Hanford

Class action lawsuit planned over Hanford pensions, benefits

The 586-square mile Hanford site, operated by the Department of Energy in Richland, is listed on a road tour map of the United States as a recommended place to visit in Washington state.
The 586-square mile Hanford site, operated by the Department of Energy in Richland, is listed on a road tour map of the United States as a recommended place to visit in Washington state.

Workers who saw their Hanford pensions cut in a largely failed economic development program are preparing to file a class action lawsuit July 19 against the Department of Energy.

The planned lawsuit seeks to restore Hanford pension and other benefits for as many as 500 former and current employees of Lockheed Martin Services Inc., or LMSI, which provided information technology and other services at Hanford.

More than 100 people packed a a meeting in Richland on Monday evening to hear about the planned lawsuit, which would cover 20 years of benefit cuts.

“It’s not a slam-dunk case,” warned Richland attorney Doug McKinley.

But it may shame the federal government into finally doing the right thing, he said.

“We have nothing to lose,” he added.

Workers have been fighting to have retirement benefits restored since 1996, when about 2,000 Hanford workers were assigned to “enterprise companies” as Fluor won the contract for environmental cleanup at Hanford.

Those companies were no longer considered part of Hanford, and years of service figured into workers’ pensions were capped in 1996.

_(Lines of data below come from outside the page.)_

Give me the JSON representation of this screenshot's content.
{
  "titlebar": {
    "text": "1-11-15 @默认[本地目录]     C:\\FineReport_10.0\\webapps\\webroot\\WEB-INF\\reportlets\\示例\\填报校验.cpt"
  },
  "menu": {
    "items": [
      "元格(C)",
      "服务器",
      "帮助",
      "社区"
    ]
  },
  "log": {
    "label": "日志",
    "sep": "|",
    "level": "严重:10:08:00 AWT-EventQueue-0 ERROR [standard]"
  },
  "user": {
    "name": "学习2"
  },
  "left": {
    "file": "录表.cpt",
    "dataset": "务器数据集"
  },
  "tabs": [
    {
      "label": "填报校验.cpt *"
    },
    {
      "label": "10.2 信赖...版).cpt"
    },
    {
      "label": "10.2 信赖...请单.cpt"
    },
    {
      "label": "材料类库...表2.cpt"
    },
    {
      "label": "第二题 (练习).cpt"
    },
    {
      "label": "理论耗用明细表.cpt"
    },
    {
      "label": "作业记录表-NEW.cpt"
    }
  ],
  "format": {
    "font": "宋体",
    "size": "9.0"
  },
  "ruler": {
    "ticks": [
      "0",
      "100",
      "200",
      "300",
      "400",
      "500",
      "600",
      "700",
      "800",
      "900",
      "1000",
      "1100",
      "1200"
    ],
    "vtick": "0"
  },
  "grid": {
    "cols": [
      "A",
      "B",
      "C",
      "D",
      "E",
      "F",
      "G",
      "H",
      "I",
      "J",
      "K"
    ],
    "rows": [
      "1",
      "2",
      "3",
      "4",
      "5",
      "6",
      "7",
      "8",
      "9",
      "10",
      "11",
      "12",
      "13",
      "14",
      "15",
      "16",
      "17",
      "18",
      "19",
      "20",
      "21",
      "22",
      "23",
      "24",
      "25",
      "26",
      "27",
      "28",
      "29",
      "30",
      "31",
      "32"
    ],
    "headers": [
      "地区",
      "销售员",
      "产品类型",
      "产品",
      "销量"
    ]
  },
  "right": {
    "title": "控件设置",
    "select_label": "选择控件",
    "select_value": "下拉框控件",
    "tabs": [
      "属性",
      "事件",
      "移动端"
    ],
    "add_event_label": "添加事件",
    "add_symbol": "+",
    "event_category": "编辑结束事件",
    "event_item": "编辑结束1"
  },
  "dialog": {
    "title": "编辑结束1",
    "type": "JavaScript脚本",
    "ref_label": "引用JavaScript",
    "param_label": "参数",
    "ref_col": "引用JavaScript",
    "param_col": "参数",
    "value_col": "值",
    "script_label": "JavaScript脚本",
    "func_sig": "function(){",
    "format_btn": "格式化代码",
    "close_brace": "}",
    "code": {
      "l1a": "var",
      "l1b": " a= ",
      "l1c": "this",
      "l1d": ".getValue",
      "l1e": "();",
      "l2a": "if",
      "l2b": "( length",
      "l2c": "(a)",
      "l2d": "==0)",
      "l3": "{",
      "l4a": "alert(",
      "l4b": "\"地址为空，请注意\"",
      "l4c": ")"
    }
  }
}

As most of the enterprise companies folded, some of them by 1998, their workers typically have been reassigned to other contractors with full Hanford pension benefits. But Lockheed Martin Services has remained “outside the fence,” as Hanford workers call it.

Through the years, workers have pursued many avenues to regain lost pension and other retirement benefits, said Peter Turping, a former Lockheed Martin Services worker, who led the meeting.

It’s not a slam-dunk case. ... (But) we have nothing to lose.

Richland attorney Doug McKinley

They have met with state and federal elected and nonelected officials. They have appealed pension payouts. They have filed ethics reports with DOE and Lockheed. They have contacted the DOE Office of Inspector General and made their case in news articles in the Tri-City Herald and letters to the editor.

“Really, the only remedy is to file a legal suit,” Turping said.

Workers have to opt in to the lawsuit. A signup sheet will be available at www.mckinleylaw.com in the coming days for workers who did not sign up at the Richland meeting. A core group of 30 have been covering legal expenses, so there is no cost to sign up for the class action lawsuit, Turping said.

One obstacle the lawsuit faces is the statute of limitations, McKinley said. He will be arguing that the clock did not start running on the case in 1996, but that the case remains current because the committee of Hanford contractors that oversees the Hanford pension continues to make decisions regarding it.

In 1996, enterprise companies were formed with the goal of building long-term, non-Hanford business to become permanent Tri-City companies and reduce the local economy’s reliance on Hanford. Initially, they were given Hanford work and staffed with employees of the previous Hanford contractor, Westinghouse and its subcontractors.

Westinghouse employees, who were not allowed to apply for other jobs at Hanford, were told that Lockheed Martin Services and other enterprise companies were “outside the fence,” and employees there would accumulate no more years of Hanford service to increase their pension benefits when they retired.

“The justification for this injury on LMSI employees was that enterprise companies were commercial entities and not entitled to government benefits,” said a message sent to LMSI workers invited to the Monday meeting.

We think that proves our case.

Peter Turping, former LMSI employee

Not only were years of service frozen on workers’ Hanford pensions, reducing their pension payment, but a retirement medical benefit and a retirement life insurance benefit were eliminated.

Yet, employees assigned to enterprise companies continued to work on the same Hanford projects, often at the same desks and with their same co-workers.

While LMSI employees have long heard that they work for a commercial company, DOE disagreed when it comes to paying for the work.

The Department of Energy said that Mission Support Alliance improperly awarded $63.5 million in taxpayer money as profit to Lockheed Martin Services, according to an Office of Inspector General report issued in April. Lockheed Martin is a principal owner of Mission Support Alliance, which subcontracted some work to Lockheed Martin Services.

The report said that the contract with Lockheed Martin Services was a noncommercial and noncompeted subcontract, making it ineligible for a profit payment beyond what Mission Support Alliance received.

“We think that proves our case,” Turping said.

The issue also came up in state Legislature hearing in 2009 after the state Department of Revenue concluded that Lockheed Martin Services was not doing cleanup work and was not eligible for a lower business and occupation tax rate offered to companies directly involved in Hanford cleanup. Legislation was proposed and passed to restore the tax break.

Workers argued then that it was not fair for companies to claim a Hanford tax break if they did not have to offer their employees the Hanford benefit package because they were considered nonHanford companies when it came to employees.